A Victory for Property Rights in California
I’m still giddy after the California Supreme Court ruled on Dec. 29 that the state had every right to shut down those noxious enemies of property rights and fiscal responsibility known as redevelopment agencies. Better yet, the state’s high court ruled that another law that allowed those agencies to come back into existence was unconstitutional.
As of February, anyway, redevelopment is dead in California, the victim of an absurdly arrogant legal and political strategy pursued by redevelopment’s chief defenders. This is wonderful news, made even better by the teeth-gnashing of public officials who have routinely abused their powers under redevelopment law. Cry me a river.
But before I gloat too much, we need to remember that this victory already resembles one of those cheap horror movies where the Evil Thing has been vanquished and all appears well, but then its hand pokes out from the grave just as the credits begin to roll down the movie screen. No one gives up riches and power without a fight, so redevelopment lobbyists already are crafting new legislation to replace the dead agencies with new, revised versions. (Meanwhile, successor agencies will pay off the old debt and old projects will go on to completion. Many of those projects and property transfers slapped together after the RDA-killing law was passed will be audited by the state controller, stopped or tied up in litigation. Many RDA officials will, thankfully, be out of work.) The fight goes on but I never would have expected such progress.
One of my earliest memories as a newly hired editorialist at the Orange County Register in the late 1990s was meeting with local property rights activists in a parking lot outside a subsidized shopping mall project and looking at their charts explaining why a process called “redevelopment” was such a problem. As we gawked at the fruits of redevelopment’s corporate welfare, they explained how these urban-renewal agencies float debt without accountability and routinely misuse eminent domain.
As I plunged deeply into the issue, I never forgot that sense of near hopelessness I felt in that parking lot. I never forgot the despair I saw on the faces of homeowners in Garden Grove as they begged the city to scotch a quietly hatched plan that would have driven them out of their middle-class neighborhood so that the city could market the land to a yet-to-be-determined theme-park developer.
Over the years, I’ve interviewed victims of eminent domain, many of them immigrant small-business owners who couldn’t believe what was happening to them in America. They were bullied, put out of business and forced to spend years battling City Hall rather than building a better life. The general public learned of the injustices after the 2005 U.S. Supreme Court’s Kelo decision, which upheld the “right” of governments to use eminent domain for these redevelopment-type economic projects. The grand revitalization project that destroyed Susette Kelo’s Connecticut neighborhood was abandoned and the site remains a spot to dump vegetation, a reminder that officials in the United States can’t plan an economy any better than their equivalents in the old Soviet empire. Free markets work better than central planning.
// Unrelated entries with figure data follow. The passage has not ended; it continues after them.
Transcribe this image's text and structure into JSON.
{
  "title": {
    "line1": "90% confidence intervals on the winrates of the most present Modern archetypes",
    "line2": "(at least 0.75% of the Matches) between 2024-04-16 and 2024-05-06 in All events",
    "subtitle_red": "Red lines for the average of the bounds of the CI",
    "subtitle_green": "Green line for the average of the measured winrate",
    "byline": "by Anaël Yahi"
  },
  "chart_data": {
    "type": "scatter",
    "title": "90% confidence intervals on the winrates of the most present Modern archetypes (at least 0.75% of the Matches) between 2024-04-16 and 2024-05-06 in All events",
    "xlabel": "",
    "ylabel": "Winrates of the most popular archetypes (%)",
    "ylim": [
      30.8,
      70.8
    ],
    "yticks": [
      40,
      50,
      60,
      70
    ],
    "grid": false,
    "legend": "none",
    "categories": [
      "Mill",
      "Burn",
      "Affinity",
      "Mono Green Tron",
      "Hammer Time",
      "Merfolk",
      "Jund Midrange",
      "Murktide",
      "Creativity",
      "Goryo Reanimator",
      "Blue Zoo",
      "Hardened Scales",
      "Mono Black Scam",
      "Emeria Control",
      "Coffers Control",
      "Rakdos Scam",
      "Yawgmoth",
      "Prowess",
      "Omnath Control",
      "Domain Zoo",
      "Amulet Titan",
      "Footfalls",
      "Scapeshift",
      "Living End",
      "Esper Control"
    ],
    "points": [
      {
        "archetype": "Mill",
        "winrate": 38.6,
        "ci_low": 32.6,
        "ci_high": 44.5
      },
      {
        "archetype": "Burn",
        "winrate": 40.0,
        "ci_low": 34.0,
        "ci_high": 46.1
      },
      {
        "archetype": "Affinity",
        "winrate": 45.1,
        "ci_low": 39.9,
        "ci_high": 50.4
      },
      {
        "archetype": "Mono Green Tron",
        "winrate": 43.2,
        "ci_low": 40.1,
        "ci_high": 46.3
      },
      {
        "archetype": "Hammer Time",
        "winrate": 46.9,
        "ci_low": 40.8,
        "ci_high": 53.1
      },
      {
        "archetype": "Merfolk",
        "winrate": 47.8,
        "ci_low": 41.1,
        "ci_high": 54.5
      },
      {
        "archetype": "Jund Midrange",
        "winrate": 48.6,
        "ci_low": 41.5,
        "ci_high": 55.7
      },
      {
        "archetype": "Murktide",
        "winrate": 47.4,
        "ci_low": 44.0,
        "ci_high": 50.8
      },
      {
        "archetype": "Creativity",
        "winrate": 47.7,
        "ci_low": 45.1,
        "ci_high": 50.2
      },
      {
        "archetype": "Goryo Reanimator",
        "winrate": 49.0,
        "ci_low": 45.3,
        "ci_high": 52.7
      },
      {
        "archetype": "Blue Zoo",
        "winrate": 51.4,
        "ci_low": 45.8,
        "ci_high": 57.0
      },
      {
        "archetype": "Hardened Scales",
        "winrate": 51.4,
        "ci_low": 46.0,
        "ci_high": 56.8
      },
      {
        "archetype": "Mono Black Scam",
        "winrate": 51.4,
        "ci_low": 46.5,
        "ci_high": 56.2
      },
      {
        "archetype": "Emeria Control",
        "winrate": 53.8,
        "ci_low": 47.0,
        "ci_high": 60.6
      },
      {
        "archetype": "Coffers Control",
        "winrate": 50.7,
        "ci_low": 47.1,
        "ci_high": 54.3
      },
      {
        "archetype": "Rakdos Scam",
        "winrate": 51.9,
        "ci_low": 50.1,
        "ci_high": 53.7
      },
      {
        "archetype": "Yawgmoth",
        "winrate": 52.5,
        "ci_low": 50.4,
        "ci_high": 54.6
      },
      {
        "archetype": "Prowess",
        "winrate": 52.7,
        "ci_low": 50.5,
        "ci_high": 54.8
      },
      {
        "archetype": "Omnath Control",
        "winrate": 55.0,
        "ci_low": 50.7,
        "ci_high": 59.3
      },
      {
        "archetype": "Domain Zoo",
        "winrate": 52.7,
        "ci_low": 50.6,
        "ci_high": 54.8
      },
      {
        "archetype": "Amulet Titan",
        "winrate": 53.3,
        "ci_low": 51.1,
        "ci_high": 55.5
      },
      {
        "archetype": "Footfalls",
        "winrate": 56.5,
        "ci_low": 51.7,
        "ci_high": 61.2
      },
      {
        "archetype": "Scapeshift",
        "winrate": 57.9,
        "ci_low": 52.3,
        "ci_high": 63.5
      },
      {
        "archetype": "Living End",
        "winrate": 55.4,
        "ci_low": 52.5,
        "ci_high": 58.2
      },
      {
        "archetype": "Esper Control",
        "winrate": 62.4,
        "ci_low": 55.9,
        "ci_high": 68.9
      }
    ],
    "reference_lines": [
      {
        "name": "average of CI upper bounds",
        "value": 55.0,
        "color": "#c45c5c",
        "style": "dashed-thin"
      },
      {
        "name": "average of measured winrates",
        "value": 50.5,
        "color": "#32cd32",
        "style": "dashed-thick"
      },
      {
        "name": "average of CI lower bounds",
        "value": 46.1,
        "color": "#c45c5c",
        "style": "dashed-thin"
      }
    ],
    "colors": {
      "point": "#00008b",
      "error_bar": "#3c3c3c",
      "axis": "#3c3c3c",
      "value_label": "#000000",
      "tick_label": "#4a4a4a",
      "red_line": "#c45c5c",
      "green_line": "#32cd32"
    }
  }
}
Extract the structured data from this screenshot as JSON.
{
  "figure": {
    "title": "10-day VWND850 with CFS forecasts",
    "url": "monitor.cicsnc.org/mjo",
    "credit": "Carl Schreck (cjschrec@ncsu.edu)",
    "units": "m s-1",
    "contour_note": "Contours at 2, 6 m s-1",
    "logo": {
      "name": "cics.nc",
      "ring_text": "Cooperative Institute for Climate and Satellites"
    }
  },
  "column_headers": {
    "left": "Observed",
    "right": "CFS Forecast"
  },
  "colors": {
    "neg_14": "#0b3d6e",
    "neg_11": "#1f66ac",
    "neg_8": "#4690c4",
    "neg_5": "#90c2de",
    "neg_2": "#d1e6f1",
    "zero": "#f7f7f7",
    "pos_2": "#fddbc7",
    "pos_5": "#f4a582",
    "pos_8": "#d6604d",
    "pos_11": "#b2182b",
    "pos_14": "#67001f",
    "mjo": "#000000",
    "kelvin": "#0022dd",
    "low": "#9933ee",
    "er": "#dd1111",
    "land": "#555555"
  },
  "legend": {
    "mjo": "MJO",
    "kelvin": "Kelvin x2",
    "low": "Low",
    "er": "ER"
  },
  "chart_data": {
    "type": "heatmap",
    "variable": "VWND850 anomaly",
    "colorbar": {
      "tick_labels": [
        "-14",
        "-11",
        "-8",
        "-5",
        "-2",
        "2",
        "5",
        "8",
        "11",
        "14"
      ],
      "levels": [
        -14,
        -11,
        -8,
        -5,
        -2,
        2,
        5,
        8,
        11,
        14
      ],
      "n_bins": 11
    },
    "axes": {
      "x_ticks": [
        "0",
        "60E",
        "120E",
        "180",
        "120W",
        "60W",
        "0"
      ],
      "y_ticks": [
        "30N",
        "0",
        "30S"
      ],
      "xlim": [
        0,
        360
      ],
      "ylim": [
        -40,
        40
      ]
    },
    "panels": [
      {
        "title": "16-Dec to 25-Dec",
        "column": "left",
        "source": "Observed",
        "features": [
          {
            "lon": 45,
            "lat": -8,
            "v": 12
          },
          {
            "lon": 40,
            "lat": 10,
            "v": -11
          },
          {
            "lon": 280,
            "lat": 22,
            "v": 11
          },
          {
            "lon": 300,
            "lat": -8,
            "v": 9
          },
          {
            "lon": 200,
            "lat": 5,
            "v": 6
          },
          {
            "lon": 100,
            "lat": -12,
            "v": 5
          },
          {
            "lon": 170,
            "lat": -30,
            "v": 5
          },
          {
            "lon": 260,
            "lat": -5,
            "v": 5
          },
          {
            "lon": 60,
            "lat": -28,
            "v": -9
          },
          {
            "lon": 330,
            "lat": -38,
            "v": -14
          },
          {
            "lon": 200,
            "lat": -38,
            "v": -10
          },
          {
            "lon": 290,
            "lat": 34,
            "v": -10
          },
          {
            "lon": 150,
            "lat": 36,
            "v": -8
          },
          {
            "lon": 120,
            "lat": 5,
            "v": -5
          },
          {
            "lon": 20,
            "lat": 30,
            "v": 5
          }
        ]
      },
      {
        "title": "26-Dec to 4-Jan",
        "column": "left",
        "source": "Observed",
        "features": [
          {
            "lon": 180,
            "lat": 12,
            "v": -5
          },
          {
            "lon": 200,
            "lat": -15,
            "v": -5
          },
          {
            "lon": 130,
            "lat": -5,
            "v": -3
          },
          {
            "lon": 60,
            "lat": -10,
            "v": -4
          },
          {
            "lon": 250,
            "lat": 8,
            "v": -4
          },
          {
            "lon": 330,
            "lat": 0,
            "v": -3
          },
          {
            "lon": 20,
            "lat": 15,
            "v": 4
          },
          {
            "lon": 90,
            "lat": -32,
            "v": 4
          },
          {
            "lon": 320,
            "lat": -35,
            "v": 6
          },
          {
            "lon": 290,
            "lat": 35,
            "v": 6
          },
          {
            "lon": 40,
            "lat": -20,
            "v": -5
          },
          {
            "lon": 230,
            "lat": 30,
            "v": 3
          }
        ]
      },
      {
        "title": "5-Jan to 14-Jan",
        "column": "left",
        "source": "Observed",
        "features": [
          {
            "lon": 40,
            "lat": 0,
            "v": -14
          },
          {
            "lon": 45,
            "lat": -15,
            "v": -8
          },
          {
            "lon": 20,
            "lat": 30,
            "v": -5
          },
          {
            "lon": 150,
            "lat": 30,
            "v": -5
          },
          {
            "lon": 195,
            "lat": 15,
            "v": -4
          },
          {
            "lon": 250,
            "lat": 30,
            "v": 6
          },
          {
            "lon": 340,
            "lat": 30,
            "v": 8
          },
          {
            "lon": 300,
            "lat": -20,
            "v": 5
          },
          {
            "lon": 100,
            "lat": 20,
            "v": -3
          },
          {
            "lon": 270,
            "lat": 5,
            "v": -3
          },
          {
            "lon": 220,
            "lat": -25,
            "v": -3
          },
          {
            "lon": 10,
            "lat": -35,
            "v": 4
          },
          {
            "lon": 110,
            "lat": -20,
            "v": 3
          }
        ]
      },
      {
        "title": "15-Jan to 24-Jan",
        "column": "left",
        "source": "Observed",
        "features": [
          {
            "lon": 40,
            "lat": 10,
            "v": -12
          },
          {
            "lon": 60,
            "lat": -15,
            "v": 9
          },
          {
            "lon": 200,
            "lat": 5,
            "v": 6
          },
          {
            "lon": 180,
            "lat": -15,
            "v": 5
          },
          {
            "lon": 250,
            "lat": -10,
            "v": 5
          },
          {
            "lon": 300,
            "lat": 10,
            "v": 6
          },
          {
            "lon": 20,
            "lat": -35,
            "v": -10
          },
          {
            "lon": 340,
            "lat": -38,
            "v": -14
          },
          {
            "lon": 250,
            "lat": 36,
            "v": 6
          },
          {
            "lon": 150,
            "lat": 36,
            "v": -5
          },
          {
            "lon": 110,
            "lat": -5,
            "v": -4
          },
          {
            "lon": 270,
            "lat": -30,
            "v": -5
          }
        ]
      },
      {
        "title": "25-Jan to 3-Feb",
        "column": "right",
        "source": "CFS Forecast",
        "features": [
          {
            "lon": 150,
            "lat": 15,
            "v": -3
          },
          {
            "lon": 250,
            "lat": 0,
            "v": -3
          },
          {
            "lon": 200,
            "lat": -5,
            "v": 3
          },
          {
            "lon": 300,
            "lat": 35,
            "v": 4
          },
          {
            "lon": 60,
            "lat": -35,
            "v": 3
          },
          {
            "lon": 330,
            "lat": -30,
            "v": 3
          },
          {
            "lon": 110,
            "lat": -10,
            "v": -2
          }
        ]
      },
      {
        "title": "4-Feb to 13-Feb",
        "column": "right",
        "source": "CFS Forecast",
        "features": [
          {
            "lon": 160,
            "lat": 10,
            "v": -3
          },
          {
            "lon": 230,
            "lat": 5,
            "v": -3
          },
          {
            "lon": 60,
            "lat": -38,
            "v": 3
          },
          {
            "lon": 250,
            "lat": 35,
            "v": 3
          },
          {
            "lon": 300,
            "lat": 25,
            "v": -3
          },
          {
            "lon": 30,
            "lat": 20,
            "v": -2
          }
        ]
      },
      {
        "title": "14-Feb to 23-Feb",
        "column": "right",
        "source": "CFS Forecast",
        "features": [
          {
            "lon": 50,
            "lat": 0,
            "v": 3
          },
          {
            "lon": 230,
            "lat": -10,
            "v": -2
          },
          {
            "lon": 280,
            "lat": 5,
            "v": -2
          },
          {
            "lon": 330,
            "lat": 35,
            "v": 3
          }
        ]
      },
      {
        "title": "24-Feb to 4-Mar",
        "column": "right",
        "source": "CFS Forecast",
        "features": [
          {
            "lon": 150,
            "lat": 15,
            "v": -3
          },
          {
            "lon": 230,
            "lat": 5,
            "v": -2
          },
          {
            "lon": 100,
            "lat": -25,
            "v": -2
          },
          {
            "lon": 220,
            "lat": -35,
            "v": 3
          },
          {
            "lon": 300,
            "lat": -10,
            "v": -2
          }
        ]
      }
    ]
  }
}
I’ve seen how this redevelopment process has distorted the market and made it more difficult for people without political connections to pursue their businesses and their dreams. Redevelopment embodies crony capitalism, but there’s so much money in it, so many consultants and politicians who benefit from it, that I never dreamed of the day when it could actually go away. Who would have thought that redevelopment agencies would be the ones on the outside looking in, scheming for new ways to regain some power and privilege?
Redevelopment officials are so used to getting their way with average citizens that they figured it would be no problem giving state elected officials the back of their hand. The seeds of their demise were sown after former Gov. Arnold Schwarzenegger attempted to divert some of their funds to fill the state budget hole. Redevelopment – which morphed years ago from a mechanism to fight urban blight into a scheme to divert county and state taxes to cities – is the creation of the state, so the governor argued that the state had the right to take some money. The League of California Cities and the California Redevelopment Association struck back with Proposition 22 in November 2010, which forbade state diversions of redevelopment funds. It was sold to the public as a means to stop Sacramento politicians’ raids on local road funds.
Redevelopment officials were gloating after their big victory, but then Gov. Jerry Brown came up with a work-around. He signed a law that shut down RDAs. After all, Prop. 22 can’t stop a raid from agencies that no longer exist. And then he also signed a law that allowed the agencies to come back to power after paying funds to the state. The redevelopment community challenged both laws and was pleased when the high court agreed to review them. But redevelopment advocates were stunned by the unanimous ruling that found that the Legislature was perfectly within its rights to abolish agencies that it had created and by the 6-1 ruling voiding the second law. The justices said that agencies cannot buy their way back into existence because that violates Prop. 22, the very initiative the RDAs had crafted. How sweet is that reasoning?
I celebrated Tuesday night at Philanthropist Moe Mohanna’s downtown Sacramento Oddfellows building. Many in this odd group of activists of the Left and Right had been abused by redevelopment agencies, including Mohanna. We ate Persian food and savored the rare victory
for the good guys. But we realized that redevelopment is, as the Monty Python troupe once said, “not quite dead.”
Let’s hope coalitions emerge this year to keep this Evil Thing in its grave.